3 commentaires sur “One Size Doesn’t Fit All

  1. I strongly doubt you’ll ever be able to arrive at a fully satisfactory set of peramaters for the Golden Age of detective fiction, as the term is dependent upon satisfactorily agreed-upon definitions of the equally elusive, immeasurable, and undefinable concepts of both “Golden Age” and “detective fiction.” But Golden Age cannot be meant to allow for a period in which any works of a certain type were produced, for extraordinary outliers would then be able to extend the boundaries indefinitely. A stunning whodunit written in 1962 should not be said to stretch the limits of the Golden Age, because though such a work ought to be treasured, it would no doubt be regarded as a wonderful anomaly, a celebrated aberration. I feel that the term Golden Age evokes for nearly all (though of course I don’t expect unanimous concurrence on ANYTHING) the “fullest flowering” of a given movement, the time during which the “party was at its height.”

    But a party being at its height is a matter of perceived quality as well as quantity, and for that reason I’d argue the Golden Age extended in Great Britain as well as America. Certainly things slowed down a bit— there were admittedly not as many full-bodied puzzle plot whodunits coming out of England in the 1940’s as in the 1930’s. But several of the most celebrated British examples of the genre hail from the early, mid and even late 1940’s from Christie (Five Little Pigs, The Moving Finger, Towards Zero, The Hollow, The Labours of Hercules, Crooked House), Carr/Dickson (The Case of the Constant Suicides, Till Death Do Us Part, She Died a Lady, He Who Whispers), and Christianna Brand (Green for Danger, Suddenly at His Residence, Death of Jezebel). With all three of those authors, the 1940’s is considered by many to exemplify the point of their strongest balance between plotting and characterization, each enhancing rather than detracting from the other. I would argue on the work of these three authors alone the British Golden Age should be recognized as extending throughout the 1940’s— not as representing admirable exceptions, but a continuation of the fullest flowering from the nation’s most illustrious practitioners of the art.

    Aimé par 1 personne

  2. I agree with Scott and do not support the notion that the British Golden Age abruptly ended in 1939.

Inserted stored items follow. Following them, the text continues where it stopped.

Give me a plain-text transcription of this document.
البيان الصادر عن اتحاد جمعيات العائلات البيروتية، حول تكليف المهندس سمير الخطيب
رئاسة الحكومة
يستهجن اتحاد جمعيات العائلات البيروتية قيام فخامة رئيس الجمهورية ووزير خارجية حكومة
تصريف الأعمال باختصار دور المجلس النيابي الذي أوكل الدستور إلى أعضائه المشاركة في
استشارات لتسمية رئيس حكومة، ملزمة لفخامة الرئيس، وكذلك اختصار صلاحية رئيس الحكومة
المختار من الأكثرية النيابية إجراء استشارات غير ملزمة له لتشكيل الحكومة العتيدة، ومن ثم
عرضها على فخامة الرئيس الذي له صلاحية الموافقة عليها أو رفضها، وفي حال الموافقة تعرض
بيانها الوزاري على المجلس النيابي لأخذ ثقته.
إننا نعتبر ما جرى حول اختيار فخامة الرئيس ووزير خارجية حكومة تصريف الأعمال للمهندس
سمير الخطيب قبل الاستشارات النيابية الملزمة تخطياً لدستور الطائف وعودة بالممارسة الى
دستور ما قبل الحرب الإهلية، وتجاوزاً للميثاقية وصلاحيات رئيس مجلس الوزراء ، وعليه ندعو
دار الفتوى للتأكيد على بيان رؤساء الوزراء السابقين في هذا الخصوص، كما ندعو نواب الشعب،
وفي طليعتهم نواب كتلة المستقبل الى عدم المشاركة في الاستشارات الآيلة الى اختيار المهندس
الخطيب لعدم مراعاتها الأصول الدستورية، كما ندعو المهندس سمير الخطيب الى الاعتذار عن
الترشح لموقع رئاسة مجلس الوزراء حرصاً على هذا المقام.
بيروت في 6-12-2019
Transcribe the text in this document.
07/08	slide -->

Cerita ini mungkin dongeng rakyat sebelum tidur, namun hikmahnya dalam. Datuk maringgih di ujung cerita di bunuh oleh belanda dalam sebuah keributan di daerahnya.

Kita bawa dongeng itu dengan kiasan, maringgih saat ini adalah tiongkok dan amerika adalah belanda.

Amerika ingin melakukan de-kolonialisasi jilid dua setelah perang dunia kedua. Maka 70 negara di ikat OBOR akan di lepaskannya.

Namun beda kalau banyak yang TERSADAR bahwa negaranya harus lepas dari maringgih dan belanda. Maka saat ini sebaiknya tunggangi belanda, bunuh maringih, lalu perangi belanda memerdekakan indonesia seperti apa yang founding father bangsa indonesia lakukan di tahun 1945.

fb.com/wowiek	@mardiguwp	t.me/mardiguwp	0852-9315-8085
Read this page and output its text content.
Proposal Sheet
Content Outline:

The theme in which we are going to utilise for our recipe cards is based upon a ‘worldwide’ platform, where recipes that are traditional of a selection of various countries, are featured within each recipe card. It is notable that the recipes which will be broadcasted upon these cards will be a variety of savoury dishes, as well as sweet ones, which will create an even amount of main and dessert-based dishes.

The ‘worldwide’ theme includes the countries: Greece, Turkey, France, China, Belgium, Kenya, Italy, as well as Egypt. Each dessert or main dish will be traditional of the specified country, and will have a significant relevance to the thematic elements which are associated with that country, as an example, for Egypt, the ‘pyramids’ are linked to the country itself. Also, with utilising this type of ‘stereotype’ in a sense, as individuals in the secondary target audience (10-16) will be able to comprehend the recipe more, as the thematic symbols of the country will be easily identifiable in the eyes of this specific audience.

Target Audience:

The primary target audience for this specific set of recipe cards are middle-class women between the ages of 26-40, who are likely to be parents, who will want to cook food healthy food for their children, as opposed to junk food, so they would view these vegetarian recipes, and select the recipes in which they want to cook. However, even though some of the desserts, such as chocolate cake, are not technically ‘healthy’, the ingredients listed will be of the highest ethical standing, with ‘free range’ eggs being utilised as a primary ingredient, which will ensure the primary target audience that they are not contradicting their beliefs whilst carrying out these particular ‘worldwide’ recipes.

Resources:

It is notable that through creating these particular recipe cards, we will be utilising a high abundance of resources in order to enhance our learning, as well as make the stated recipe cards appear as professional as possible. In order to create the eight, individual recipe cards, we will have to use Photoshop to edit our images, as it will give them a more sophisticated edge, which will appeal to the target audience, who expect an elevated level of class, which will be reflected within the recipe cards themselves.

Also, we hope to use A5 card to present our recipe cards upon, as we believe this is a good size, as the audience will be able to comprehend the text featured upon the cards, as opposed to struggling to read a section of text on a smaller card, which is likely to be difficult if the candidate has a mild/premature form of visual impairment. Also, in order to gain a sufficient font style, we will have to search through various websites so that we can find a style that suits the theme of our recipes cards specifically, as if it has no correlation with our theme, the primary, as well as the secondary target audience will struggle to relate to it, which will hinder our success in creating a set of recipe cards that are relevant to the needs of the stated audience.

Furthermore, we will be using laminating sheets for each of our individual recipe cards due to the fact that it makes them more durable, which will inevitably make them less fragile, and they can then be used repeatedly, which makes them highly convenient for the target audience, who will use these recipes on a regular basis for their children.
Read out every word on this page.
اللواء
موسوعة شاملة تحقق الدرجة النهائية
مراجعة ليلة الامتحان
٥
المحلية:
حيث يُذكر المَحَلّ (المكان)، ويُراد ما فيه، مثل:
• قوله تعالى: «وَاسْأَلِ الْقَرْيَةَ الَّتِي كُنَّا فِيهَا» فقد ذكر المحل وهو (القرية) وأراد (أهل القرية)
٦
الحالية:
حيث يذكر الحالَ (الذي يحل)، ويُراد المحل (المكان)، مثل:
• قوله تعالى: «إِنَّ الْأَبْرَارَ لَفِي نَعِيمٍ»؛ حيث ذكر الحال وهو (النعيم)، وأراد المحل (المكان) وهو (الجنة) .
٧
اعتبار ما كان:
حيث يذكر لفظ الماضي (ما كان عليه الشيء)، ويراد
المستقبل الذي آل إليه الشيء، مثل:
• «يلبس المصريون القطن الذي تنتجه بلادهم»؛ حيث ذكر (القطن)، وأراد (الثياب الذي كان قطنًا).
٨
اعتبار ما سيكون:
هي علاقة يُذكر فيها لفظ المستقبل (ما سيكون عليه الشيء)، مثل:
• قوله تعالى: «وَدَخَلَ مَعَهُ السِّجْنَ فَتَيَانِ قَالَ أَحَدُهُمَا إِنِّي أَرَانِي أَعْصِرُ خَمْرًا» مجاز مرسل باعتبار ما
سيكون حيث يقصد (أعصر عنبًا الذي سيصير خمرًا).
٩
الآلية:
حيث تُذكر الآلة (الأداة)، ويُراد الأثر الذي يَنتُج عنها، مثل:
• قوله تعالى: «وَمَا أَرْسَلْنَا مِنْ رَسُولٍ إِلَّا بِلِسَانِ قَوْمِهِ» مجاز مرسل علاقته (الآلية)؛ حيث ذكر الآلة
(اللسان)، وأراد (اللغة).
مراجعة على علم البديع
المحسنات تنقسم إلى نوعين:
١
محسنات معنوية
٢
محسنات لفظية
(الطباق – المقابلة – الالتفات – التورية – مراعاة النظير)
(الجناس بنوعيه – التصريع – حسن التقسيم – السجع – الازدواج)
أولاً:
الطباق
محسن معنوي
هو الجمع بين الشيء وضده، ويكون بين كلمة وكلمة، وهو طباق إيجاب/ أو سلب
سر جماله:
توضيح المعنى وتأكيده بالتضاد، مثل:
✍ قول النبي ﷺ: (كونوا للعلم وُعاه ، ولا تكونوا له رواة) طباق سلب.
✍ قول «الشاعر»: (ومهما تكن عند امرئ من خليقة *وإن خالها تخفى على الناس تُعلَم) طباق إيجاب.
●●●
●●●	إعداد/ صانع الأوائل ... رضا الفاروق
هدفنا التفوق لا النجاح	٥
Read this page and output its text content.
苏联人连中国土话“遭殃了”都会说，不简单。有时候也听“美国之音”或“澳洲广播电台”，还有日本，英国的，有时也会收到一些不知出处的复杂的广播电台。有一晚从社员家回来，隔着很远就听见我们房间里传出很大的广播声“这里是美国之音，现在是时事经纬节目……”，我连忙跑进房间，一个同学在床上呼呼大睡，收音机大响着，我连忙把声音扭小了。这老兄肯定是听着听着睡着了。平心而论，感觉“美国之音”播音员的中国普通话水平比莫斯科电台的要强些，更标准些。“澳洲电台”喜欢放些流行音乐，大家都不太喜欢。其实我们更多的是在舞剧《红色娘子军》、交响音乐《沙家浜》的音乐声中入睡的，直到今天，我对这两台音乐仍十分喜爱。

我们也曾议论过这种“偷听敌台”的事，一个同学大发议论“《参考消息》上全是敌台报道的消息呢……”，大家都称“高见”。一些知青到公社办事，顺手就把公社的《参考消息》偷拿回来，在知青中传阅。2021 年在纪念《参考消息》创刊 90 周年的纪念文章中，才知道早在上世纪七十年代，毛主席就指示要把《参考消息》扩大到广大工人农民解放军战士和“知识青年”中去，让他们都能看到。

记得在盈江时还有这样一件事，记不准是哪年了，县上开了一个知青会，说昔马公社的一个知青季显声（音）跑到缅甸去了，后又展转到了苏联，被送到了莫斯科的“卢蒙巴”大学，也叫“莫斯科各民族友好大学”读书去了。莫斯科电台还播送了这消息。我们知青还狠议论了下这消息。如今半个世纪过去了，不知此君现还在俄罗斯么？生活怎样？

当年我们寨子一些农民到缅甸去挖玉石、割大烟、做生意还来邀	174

    Also, I was disappointed to see Simenon and Steeman presented as hailing from France. They wrote in French, and much of their work was published by French publishers, but that does not make these creators and their creations any less Francophone Belgian.

    Aimé par 2 personnes

  3. Really enjoy your posts. They are so thought-provoking. Would love to go through your entire archive, but apart from making my way through infinite scrolling, there seems to be no other option.